Dear Editor,
The Vermont Legislature has only a few actual scientists and constitutional scholars. But the discussion of public health, including the matter of Covid vaccinations, is a scientific discussion. And some folks invoke questions of liberty in response. Strange duty for citizen legislators.
But neither are we all farmers, ski area operators, or computer programmers. We legislate in all manner of issues in which we are not experts. But we are experts at listening to experts, at asking questions, and at making reasonable policy based on other people’s expertise. The Covid vaccination discussion benefits from very reliable expert council.
My father was a science teacher who began all his answers, “Well, the accepted theory is…” I’d say, “I don’t want a theory, Daddy, I want the truth.” He’d say, “Well people believe that if you’re good, when you die, you’ll go to Heaven and God will tell you the truth about everything. But as long as we’re mere human beings in the physical universe, our limited human reasoning is as close as we can get to the truth of the physical universe. The scientific method is the most rigorous way to reason about the physical universe.”
All science is theory. But, and this is important, not all scientific theories are equal. The scientific method is a rigorous way of testing a theory, resulting in some accepted theories enjoying so high a level of scientific confidence that we treat them as the truth. All such accepted theories are contingent on the rigors of the scientific method, of course, and as such subject to revision if refuted scientifically.
Stubborn loyalty to any accepted theory perverts that theory into dogma, and that is profoundly unscientific. There is always a philosophical doubt. But, that said, gravity is only a theory. Scientific contingency does not equal nihilism. Equating untested hypotheses with scientifically proven theory is pseudo-science.
Pseudo-science has been undermining our response to global warming for decades. For an even longer time, pseudo-science has undermined confidence in evolutionary science. This causes not only confusion about natural history; it causes confusion about present day evolution in the form of Covid variants. The most immediate problem with pseudo-science is the confusion about Covid vaccination. I get emails daily making a pseudo-scientific argument against the Covid vaccine. The argument is essentially that there is at least a theoretical doubt about the testing of the vaccines, and that some people with credentials have presented contrary hypotheses, and that these factors refute the accepted science on vaccination. Yes, there is a philosophical doubt – like the philosophical doubt about gravity – about our scientifically accepted understanding of Covid and vaccinations. Yes, there are untested alternative hypotheses that dispute the scientifically accepted theory. Neither refutes the validity of the scientifically accepted theory.

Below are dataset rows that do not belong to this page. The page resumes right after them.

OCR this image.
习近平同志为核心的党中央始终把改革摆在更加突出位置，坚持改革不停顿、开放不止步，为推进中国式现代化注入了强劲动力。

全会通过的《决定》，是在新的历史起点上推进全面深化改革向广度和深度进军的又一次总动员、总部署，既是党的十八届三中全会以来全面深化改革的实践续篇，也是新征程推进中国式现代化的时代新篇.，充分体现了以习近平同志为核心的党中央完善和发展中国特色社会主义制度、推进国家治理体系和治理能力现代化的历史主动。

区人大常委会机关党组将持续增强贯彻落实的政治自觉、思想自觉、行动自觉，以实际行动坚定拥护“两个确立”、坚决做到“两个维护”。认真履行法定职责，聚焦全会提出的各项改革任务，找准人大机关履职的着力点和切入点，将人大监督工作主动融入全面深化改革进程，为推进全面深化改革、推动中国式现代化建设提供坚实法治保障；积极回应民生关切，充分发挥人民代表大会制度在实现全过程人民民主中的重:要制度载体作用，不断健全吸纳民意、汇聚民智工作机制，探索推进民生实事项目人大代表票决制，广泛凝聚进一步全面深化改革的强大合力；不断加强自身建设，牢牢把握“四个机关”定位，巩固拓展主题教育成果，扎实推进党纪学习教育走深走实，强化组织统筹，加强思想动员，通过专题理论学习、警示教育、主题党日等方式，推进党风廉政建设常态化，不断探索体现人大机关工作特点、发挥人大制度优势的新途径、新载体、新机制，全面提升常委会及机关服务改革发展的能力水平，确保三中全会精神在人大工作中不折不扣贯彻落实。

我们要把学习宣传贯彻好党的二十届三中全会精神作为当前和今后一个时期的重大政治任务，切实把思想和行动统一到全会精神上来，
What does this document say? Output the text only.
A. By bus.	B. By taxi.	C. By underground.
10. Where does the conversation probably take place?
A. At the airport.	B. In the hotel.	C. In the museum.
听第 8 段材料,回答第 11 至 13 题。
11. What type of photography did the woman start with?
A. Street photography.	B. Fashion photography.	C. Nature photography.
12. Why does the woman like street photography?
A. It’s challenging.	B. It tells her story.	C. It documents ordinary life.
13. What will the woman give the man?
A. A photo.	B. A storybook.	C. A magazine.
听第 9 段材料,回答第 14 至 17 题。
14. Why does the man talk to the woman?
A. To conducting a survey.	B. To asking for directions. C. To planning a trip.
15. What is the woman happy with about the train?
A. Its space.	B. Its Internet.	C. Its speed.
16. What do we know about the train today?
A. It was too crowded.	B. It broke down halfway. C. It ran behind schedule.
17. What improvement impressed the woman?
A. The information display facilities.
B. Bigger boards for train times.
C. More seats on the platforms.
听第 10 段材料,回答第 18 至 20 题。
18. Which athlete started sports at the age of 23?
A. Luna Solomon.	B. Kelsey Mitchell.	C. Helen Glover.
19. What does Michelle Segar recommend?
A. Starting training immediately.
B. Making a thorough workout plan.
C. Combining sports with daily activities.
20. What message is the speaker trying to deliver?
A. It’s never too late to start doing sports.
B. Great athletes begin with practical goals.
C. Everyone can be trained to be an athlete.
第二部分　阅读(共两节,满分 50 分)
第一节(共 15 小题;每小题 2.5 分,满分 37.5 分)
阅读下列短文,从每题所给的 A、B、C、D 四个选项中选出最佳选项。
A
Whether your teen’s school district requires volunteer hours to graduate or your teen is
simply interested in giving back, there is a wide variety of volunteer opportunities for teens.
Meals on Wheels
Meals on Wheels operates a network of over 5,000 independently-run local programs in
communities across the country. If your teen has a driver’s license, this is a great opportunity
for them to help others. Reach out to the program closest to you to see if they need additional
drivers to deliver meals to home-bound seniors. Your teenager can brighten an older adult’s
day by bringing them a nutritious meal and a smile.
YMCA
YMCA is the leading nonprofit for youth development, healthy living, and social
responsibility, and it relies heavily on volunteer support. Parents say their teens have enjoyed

No medical procedure or pharmaceutical is 100% safe. There is always a remote possibility of a problem. I was warned of the remote possibility of death during a knee replacement. But to the extent that we can know anything scientifically, we know that the Covid vaccines are reasonably safe and safer than Covid. We know they greatly lessen the odds of contracting Covid and/or spreading it to others. We know that vaccination not only protects each individual patient, but lessens the spread of Covid among the population.
Some folks make a libertarian anti-vaccination argument. Bodily autonomy is a fundamental right, indeed a constitutional right. Real science or pseudo-science, each person has a right to make his or her own decisions about what does and doesn’t go into his or her own body. Real freedom includes the right to be stupid. But my freedom ends where it interferes with your freedom, and yours ends where it interferes with mine.
We’re weeks away from the end of the Covid nightmare. Everyone needs to work together, as responsible, patriotic adults. Not being vaccinated risks prolonging the pandemic, not only for the unvaccinated but for everyone, prolonging it long enough for the virus to evolve resistant variants.
Still, Vermont is unlikely to legally require vaccination. But we must not agree to the pseudo-libertarian argument that vaccination should not be a requirement for entering indoor public spaces, using mass transit, school, camp, work places, etc. The right to not be vaccinated does not translate to a right to infect others or to prolong a pandemic.